In conjunction with the release date, Rose will be featured Jan. 8 on ABC-TV’s "Prime Time" at 10 p.m. with Charlie Gibson and Diane Sawyer.
Whether Rose is exonerated by baseball, only time will tell. But there’s no doubt he deserves to be in the Hall of Fame. If Oklahoma can get buried, 35-7, and still be ranked No. 1 in the farcical BCS poll, then Pete Rose deserves to be in the Hall of Fame.

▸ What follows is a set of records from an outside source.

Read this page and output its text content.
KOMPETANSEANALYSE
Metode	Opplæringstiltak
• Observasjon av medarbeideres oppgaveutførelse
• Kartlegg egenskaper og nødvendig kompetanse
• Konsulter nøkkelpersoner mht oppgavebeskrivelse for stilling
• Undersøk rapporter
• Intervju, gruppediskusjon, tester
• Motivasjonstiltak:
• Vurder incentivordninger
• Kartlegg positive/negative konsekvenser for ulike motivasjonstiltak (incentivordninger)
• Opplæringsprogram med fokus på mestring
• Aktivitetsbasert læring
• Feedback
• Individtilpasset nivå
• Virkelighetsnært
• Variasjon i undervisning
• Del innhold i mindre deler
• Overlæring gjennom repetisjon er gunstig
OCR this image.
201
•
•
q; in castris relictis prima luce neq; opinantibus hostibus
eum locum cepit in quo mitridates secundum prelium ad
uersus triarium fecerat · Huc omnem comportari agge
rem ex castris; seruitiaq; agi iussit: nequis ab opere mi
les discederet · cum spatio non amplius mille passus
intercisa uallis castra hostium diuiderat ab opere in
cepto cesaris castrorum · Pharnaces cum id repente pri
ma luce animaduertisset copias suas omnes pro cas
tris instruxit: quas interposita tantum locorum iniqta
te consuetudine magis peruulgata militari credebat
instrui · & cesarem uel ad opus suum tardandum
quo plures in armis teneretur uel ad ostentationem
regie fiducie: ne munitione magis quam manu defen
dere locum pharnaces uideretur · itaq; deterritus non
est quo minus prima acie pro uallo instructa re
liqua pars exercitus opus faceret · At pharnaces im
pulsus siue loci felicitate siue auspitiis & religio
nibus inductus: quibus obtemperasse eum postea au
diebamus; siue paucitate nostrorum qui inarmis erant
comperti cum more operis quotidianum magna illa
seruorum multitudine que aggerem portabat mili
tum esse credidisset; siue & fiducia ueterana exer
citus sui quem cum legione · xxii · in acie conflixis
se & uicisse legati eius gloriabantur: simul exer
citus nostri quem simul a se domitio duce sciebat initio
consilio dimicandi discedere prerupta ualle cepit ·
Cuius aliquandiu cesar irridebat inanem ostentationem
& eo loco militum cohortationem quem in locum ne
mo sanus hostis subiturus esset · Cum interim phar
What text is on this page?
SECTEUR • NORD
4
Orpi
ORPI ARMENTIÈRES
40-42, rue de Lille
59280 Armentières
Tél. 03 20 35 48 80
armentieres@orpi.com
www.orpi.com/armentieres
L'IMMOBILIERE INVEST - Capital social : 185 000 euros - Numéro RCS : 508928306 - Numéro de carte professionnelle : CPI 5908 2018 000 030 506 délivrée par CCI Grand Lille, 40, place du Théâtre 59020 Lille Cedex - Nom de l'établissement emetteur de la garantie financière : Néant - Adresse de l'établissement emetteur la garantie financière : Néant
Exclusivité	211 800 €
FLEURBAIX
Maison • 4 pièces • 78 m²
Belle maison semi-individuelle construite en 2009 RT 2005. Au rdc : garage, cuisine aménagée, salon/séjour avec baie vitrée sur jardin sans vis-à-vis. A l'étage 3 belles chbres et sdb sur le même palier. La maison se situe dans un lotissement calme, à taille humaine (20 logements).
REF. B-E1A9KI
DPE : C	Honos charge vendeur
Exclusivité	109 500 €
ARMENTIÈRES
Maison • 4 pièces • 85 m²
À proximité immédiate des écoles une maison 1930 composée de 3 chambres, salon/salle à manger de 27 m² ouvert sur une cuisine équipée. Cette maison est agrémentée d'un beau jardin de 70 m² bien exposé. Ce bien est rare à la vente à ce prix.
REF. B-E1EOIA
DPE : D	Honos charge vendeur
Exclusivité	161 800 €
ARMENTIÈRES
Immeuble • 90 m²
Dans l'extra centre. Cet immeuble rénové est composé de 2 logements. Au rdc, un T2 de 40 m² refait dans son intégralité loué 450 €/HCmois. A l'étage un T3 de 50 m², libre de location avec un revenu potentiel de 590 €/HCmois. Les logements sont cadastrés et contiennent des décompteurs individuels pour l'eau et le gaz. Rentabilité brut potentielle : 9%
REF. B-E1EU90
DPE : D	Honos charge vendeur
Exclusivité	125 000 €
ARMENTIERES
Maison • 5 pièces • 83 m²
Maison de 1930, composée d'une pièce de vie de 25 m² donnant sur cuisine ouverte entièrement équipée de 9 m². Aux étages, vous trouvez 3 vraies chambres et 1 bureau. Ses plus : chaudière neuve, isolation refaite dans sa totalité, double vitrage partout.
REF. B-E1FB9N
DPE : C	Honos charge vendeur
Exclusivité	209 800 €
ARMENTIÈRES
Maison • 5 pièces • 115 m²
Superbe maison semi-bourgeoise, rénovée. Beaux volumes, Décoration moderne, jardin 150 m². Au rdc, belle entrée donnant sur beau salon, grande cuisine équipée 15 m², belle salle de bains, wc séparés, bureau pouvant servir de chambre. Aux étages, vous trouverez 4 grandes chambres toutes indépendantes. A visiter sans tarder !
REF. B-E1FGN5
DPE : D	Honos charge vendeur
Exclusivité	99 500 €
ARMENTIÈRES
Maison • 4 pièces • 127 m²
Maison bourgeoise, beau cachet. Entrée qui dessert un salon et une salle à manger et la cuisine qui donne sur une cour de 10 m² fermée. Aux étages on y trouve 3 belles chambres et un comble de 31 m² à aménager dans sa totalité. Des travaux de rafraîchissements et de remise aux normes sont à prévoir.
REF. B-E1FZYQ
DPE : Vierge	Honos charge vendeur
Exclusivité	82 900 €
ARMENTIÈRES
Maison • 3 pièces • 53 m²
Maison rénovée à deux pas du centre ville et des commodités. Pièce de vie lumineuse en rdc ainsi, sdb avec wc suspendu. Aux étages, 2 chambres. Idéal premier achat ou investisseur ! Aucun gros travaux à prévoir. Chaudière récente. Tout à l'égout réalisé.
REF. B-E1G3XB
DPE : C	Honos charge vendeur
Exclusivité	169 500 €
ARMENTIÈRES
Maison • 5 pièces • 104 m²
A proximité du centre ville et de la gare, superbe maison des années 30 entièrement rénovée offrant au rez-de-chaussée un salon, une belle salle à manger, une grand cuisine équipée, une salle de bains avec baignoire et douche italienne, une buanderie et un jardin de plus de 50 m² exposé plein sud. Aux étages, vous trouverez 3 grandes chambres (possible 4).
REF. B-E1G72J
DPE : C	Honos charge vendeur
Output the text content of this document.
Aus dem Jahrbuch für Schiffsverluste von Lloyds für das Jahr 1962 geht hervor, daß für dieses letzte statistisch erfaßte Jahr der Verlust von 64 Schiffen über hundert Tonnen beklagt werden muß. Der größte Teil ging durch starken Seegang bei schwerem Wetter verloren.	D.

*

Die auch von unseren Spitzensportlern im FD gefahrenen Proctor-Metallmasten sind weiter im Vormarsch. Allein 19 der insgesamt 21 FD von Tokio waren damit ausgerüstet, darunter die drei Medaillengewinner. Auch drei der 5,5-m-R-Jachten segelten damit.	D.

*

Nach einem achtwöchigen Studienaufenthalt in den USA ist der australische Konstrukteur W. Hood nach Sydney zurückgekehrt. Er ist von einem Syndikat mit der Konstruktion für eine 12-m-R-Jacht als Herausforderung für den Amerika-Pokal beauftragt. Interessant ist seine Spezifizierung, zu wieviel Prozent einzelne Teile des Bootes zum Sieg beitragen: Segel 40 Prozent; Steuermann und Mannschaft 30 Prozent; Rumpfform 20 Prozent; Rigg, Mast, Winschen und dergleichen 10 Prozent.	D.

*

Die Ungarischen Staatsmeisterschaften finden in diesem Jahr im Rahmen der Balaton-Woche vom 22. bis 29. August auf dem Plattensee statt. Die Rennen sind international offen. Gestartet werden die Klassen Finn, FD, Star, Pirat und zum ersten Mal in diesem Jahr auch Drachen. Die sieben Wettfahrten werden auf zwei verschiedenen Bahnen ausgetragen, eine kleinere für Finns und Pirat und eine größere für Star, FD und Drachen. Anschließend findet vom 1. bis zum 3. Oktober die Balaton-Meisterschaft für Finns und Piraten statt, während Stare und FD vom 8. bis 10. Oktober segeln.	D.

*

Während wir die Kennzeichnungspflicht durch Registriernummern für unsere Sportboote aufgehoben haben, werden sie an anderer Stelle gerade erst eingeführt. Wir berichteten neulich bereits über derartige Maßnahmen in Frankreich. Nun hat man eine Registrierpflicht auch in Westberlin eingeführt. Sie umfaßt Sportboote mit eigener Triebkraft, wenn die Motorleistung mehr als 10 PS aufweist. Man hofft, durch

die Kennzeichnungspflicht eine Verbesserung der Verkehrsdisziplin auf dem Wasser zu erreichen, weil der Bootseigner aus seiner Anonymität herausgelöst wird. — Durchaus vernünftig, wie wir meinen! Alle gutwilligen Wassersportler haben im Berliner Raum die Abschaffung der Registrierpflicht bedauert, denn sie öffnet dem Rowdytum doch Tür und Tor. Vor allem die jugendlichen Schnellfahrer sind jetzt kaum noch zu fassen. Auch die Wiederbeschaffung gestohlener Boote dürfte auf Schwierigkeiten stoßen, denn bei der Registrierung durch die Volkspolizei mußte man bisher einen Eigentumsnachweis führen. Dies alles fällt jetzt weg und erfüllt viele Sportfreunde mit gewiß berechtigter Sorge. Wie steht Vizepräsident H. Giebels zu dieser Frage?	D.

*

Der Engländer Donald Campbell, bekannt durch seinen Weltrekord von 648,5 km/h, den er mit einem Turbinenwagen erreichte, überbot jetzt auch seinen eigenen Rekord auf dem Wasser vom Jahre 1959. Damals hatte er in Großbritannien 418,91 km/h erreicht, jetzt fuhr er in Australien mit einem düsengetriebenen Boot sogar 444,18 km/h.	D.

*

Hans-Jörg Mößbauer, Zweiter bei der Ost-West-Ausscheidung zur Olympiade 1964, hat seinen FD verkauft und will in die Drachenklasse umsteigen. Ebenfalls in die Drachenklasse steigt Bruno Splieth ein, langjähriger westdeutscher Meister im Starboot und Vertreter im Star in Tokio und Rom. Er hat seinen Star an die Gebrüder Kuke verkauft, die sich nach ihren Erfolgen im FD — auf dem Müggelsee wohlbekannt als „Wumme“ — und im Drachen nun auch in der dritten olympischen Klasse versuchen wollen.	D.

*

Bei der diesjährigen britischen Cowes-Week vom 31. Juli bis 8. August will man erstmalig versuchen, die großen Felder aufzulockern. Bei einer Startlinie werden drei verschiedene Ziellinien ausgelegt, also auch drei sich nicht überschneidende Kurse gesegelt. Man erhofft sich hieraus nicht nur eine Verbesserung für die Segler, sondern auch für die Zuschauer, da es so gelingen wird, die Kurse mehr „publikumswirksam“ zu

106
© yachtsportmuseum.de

THE HOMESTRETCH: Dwango, who broke his maiden in smashing style under Jerry Bailey at Hollywood Park on Nov. 30, is expected to go through his next condition before the regal-looking son of Royal Academy is pointed to the Kentucky Derby. Dwango, named for a Texas company that creates sounds for cell phones, will run once before the Sham Stakes at Santa Anita on Feb. 8, according to trainer Bob Hess Jr. . . . Is California racing in trouble? Only 51 horses were entered on last Thursday’s card at Hollywood, an average of just over six per race. There were 21 horses entered in the first four races, only five in races one, two and four. A day before, 57 were entered, but after six late scratches, just 51 went postward. One explanation could be an outbreak of coughing that has hit the barn areas. Another could be that trainers are waiting out the waning days of Hollywood for the Santa Anita meet that starts Dec. 26 and runs for 84 days through April 18 . . . Of the 10 choices fans can vote for in the NTRA’s "Moment of the Year" poll, bet that Richard Mandella winning four Breeders’ Cup races in one day is the winner, over alternatives such as Funny Cide becoming the first gelding in 74 years to win the Kentucky Derby, and Julie Krone becoming the first woman to win a Breeders’ Cup race, aboard Halfbridled from post 14. Somehow I don’t think "the racing world mourning the passing of legendary jockey Bill Shoemaker" fits the category of "Moment of the Year." . . . Mandella stopped to enjoy Willie Nelson at the House of Blues in Las Vegas on his way back from the Orient, where Breeders’ Cup Turf co-champion Johar was up the track on a Japan Cup grass course so inundated by rain that Mandella called it "a bog." Mandella is pointing Juvenile Fillies champion Halfbridled for her comeback race in the Grade I Las Virgenes Stakes at one mile on Feb. 15, while Juvenile winner Action This Day has the Santa Catalina Stakes at 11/16 miles on Jan. 17 as his return race.